Do we need poisson statistics for fitting peaks in low backgrounds, or can we get away with a some sort of corrected normal approximation?

Test

The program testdy runs through peak fitting trials using a simulated gaussian peak in low background. For each simulation, the data were fitted using poisson statistics, and for gaussian statistics with various estimates of y,dy for each fit.

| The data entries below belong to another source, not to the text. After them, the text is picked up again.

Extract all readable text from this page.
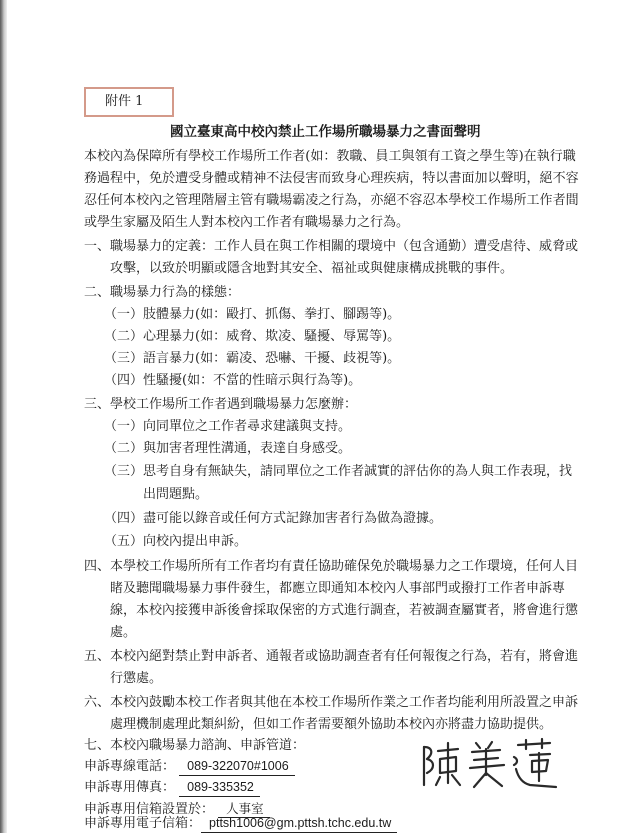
附件 1
國立臺東高中校內禁止工作場所職場暴力之書面聲明
本 校 內 為 保 障 所 有 學 校 工 作 場 所 工 作 者 ( 如 ： 教 職 、 員 工 與 領 有 工 資 之 學 生 等 ) 在 執 行 職
務 過 程 中 ， 免 於 遭 受 身 體 或 精 神 不 法 侵 害 而 致 身 心 理 疾 病 ， 特 以 書 面 加 以 聲 明 ， 絕 不 容
忍 任 何 本 校 內 之 管 理 階 層 主 管 有 職 場 霸 凌 之 行 為 ， 亦 絕 不 容 忍 本 學 校 工 作 場 所 工 作 者 間
或學生家屬及陌生人對本校內工作者有職場暴力之行為。
一、職場暴力的定義：工作人員在與工作相關的環境中（包含通勤）遭受虐待、威脅或
攻擊，以致於明顯或隱含地對其安全、福祉或與健康構成挑戰的事件。
二、職場暴力行為的樣態：
（一）肢體暴力(如：毆打、抓傷、拳打、腳踢等)。
（二）心理暴力(如：威脅、欺凌、騷擾、辱罵等)。
（三）語言暴力(如：霸凌、恐嚇、干擾、歧視等)。
（四）性騷擾(如：不當的性暗示與行為等)。
三、學校工作場所工作者遇到職場暴力怎麼辦：
（一）向同單位之工作者尋求建議與支持。
（二）與加害者理性溝通，表達自身感受。
（三）思考自身有無缺失，請同單位之工作者誠實的評估你的為人與工作表現，找
出問題點。
（四）盡可能以錄音或任何方式記錄加害者行為做為證據。
（五）向校內提出申訴。
四、本學校工作場所所有工作者均有責任協助確保免於職場暴力之工作環境，任何人目
睹及聽聞職場暴力事件發生，都應立即通知本校內人事部門或撥打工作者申訴專
線，本校內接獲申訴後會採取保密的方式進行調查，若被調查屬實者，將會進行懲
處。
五、本校內絕對禁止對申訴者、通報者或協助調查者有任何報復之行為，若有，將會進
行懲處。
六、本校內鼓勵本校工作者與其他在本校工作場所作業之工作者均能利用所設置之申訴
處理機制處理此類糾紛，但如工作者需要額外協助本校內亦將盡力協助提供。
七、本校內職場暴力諮詢、申訴管道：
申訴專線電話： 089-322070#1006
申訴專用傳真： 089-335352
申訴專用信箱設置於： 人事室
申訴專用電子信箱： pttsh1006@gm.pttsh.tchc.edu.tw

The proposed correction comes from:

http://www-cdf.fnal.gov/physics/statistics/notes/pois_eb.txt

The conditions were:

  • correction: y=n+1/2, dy=sqrt(n+1/4) for n <=N.
  • conventional: y=n, dy=sqrt(n+(n==0))
  • poisson: use the poisson cost function, not a gaussian approximation

3 point peaks in a 30 point scan of differing background level, 300 trials for each background level.

Conclusions

Using the Poisson cost function, the original parameters were recovered pretty reliably. The normal approximation is only reliable for n greater than about 7. The n+1/2 correction doesn't compensate for the bias.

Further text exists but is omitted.